Remix.run Logo
latentsea 2 days ago

Things like that are only part of it. You can also also up your agents batting average by finding ways to build guardrails and things that inject the right context at the right time.

Like for instance we have a task runner in our project that provides a central point to do all manner of things like linting, building, testing, local deployment etc. The build, lint and test tasks are shared between local development and CI. The test tasks run the tests, take the TRX files and use a library to parse it to produce a report. So the agent can easily get access to the same info as CI is putting out about test failures. The various different test suites output reports under a consistent folder structure, they also write logs to disk under a consistent folder structure too. On failure the test tasks output a message to look at the detailed test reports and cross-reference that with the logs to debug the issue.
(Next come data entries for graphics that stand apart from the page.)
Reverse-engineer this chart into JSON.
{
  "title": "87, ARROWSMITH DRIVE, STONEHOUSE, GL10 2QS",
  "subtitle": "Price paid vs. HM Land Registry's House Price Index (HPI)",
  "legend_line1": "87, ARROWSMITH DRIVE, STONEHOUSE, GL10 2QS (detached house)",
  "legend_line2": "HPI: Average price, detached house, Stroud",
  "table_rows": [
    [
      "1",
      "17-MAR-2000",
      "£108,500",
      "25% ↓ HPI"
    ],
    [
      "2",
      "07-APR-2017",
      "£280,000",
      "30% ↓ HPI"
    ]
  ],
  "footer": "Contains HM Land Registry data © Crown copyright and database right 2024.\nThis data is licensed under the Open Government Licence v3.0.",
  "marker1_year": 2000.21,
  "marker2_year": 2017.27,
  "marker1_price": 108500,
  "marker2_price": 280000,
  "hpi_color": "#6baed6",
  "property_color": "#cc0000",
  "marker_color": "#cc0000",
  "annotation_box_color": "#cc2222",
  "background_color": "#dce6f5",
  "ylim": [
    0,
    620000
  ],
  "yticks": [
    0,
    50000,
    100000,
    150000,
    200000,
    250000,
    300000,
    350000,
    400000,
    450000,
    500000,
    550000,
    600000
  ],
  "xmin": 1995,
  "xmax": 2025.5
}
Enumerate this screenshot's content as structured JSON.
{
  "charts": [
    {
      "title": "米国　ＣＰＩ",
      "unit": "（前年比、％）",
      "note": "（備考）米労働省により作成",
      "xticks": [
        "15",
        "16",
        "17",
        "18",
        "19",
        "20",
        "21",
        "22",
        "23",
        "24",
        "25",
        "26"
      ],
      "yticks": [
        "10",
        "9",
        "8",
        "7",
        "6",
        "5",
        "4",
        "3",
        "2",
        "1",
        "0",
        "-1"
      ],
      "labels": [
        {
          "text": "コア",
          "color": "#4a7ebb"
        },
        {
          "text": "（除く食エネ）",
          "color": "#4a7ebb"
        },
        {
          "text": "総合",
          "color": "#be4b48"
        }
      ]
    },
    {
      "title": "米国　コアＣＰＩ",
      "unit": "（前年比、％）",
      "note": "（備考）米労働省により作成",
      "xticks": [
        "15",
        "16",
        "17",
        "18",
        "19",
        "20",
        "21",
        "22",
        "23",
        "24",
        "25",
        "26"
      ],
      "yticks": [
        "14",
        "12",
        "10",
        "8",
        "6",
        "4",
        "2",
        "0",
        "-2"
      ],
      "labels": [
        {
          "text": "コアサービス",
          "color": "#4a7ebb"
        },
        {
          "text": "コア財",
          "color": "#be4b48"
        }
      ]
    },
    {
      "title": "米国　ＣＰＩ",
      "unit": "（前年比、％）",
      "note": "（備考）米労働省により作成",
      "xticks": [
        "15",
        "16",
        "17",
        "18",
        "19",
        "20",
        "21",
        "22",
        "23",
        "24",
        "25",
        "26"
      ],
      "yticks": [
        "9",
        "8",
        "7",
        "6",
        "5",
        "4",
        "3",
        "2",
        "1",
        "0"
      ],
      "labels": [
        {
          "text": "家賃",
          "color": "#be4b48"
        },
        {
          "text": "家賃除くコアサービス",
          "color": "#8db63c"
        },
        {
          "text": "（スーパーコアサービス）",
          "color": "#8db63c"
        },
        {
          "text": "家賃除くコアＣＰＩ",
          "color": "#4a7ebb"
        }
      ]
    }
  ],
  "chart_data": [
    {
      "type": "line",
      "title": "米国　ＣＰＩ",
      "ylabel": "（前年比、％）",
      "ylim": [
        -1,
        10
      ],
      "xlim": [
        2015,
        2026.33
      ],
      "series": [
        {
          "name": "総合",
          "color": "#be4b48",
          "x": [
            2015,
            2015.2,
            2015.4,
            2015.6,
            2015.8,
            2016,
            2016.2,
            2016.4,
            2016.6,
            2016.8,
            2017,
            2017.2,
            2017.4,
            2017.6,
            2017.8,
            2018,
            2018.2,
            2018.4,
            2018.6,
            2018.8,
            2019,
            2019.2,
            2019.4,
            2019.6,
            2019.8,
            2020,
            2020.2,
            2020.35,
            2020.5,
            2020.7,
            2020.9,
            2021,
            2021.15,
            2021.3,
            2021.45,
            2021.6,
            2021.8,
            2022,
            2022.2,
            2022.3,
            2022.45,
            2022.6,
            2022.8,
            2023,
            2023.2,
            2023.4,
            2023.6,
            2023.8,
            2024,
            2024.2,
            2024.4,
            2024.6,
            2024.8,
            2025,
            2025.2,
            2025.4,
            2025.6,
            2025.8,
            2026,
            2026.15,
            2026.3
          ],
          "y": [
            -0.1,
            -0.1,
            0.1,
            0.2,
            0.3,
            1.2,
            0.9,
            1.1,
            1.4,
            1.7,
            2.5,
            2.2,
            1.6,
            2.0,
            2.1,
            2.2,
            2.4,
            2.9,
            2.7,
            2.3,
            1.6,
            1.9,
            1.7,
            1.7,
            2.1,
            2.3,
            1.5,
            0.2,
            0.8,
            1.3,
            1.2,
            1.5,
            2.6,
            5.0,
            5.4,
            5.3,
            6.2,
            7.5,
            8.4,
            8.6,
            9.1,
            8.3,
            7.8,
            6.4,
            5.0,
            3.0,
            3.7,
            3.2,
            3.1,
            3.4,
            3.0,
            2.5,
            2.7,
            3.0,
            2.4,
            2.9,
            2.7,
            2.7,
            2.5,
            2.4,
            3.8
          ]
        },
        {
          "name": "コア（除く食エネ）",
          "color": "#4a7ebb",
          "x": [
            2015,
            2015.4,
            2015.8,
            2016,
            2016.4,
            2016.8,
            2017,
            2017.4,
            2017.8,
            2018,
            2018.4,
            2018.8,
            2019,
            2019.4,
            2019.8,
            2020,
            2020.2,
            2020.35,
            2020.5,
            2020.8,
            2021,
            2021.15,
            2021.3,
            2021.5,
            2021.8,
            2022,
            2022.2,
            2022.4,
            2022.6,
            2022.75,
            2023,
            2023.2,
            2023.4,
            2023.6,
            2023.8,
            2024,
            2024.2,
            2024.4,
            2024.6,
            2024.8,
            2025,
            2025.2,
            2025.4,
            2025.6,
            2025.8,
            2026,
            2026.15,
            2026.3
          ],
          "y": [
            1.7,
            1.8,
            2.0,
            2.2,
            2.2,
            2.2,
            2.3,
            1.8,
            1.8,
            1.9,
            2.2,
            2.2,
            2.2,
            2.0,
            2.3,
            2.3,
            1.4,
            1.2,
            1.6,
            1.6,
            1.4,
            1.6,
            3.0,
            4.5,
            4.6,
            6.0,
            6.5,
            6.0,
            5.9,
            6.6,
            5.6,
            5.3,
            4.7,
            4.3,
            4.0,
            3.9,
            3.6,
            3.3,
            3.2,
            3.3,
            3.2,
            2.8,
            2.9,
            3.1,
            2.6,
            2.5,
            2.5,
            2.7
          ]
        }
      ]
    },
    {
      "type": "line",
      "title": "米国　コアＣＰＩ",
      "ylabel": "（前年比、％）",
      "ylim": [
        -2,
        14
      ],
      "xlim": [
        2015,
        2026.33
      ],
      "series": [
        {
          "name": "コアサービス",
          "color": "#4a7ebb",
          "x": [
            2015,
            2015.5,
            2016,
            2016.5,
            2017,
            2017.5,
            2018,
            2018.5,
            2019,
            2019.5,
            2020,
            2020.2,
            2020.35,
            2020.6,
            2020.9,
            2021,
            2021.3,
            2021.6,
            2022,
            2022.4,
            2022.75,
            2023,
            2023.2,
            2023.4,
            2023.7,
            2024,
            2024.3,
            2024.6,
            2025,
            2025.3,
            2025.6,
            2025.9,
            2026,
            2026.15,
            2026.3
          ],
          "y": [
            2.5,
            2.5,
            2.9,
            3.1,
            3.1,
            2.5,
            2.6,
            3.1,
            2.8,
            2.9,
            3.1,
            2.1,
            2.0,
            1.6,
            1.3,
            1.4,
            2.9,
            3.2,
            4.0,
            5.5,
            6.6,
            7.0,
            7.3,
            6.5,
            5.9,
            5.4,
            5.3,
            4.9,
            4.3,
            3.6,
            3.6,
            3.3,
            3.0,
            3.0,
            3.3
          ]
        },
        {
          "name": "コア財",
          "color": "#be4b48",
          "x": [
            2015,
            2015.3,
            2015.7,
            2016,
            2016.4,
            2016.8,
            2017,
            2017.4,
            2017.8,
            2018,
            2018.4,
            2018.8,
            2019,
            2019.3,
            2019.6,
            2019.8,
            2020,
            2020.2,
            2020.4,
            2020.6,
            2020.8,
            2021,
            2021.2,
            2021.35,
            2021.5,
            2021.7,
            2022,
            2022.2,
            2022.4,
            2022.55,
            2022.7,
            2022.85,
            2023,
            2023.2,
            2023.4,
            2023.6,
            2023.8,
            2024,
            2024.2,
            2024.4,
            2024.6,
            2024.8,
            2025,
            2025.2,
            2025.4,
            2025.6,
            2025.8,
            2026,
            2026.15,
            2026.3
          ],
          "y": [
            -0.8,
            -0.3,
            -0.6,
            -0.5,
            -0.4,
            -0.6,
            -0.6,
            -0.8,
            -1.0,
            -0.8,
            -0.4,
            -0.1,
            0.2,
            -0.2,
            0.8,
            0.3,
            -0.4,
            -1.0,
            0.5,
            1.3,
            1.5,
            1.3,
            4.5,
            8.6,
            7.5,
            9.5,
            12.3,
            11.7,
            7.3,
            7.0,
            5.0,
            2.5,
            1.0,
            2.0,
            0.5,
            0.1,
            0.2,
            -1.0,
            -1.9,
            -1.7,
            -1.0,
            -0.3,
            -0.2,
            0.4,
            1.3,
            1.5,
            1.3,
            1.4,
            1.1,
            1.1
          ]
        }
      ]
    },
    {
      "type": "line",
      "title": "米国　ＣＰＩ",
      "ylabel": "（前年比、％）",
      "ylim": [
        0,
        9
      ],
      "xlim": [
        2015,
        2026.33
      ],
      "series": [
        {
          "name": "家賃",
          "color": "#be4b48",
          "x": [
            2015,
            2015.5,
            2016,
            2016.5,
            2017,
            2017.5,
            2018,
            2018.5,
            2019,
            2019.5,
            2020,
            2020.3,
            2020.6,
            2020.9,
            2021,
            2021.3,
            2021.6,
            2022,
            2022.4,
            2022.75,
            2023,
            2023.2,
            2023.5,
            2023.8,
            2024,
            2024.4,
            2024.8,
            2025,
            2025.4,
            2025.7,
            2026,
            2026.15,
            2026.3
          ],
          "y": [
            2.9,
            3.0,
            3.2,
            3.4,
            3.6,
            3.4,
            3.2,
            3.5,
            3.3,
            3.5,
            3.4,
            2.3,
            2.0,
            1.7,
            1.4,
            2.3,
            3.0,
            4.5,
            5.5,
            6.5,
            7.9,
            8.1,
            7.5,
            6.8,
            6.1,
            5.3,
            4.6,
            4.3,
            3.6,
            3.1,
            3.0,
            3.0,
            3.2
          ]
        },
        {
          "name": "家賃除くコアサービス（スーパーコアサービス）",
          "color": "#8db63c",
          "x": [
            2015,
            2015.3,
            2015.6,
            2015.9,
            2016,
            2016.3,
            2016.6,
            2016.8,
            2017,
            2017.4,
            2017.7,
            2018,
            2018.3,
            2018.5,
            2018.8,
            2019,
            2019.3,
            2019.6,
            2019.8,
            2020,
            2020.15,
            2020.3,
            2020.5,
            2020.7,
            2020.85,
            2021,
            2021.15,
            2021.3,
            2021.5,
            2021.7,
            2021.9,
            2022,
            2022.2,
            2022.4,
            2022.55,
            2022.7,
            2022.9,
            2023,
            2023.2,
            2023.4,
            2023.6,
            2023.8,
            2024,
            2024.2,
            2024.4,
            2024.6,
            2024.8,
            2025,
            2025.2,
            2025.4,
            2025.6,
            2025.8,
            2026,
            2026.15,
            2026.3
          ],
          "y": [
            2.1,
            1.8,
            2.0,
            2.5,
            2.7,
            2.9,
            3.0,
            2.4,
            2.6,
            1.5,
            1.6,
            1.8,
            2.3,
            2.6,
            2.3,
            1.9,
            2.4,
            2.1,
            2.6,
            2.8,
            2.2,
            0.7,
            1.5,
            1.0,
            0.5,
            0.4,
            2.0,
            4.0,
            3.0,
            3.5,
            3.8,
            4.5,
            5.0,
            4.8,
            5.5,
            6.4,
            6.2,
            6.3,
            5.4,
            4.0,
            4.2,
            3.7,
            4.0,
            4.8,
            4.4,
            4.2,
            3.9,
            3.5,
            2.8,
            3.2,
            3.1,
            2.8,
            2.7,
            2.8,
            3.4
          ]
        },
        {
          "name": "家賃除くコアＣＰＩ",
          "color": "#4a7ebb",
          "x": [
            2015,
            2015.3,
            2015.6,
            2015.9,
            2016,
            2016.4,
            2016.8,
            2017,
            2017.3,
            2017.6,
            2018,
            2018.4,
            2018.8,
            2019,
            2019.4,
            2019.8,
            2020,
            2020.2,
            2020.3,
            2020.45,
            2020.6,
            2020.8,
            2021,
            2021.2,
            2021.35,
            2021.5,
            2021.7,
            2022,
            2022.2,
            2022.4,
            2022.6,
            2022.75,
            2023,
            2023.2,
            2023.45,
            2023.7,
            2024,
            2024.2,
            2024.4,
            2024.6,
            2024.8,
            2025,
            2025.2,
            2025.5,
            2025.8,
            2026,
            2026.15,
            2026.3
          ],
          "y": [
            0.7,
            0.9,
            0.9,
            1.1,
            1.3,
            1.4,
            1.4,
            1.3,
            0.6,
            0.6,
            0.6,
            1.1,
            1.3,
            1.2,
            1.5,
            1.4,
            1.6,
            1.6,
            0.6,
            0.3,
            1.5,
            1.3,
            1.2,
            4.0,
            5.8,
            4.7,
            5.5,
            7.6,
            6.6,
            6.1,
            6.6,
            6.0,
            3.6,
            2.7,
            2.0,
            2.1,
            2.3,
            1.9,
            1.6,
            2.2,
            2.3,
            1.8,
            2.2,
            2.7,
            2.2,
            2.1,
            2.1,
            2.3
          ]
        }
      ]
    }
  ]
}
Where possible the test reports contain correlation IDs inlined into the report.

With the above system when the agent is working through implementing something and the tests don't pass, it naturally winds up inspecting the test reports, cross referencing that with the logs, and solving the problems at a higher rate than compared to just taking a wild guess at how to run the tests and then do something random.

Getting it to write it's own guardrails by creating Roslyn Analyzers to make the build fail when it deviates from the project architecture and conventions has been another big win.

Tonnes of small things like that start to add up.

Next on my list is getting a debug MCP server, so it can set breakpoints and step through code etc.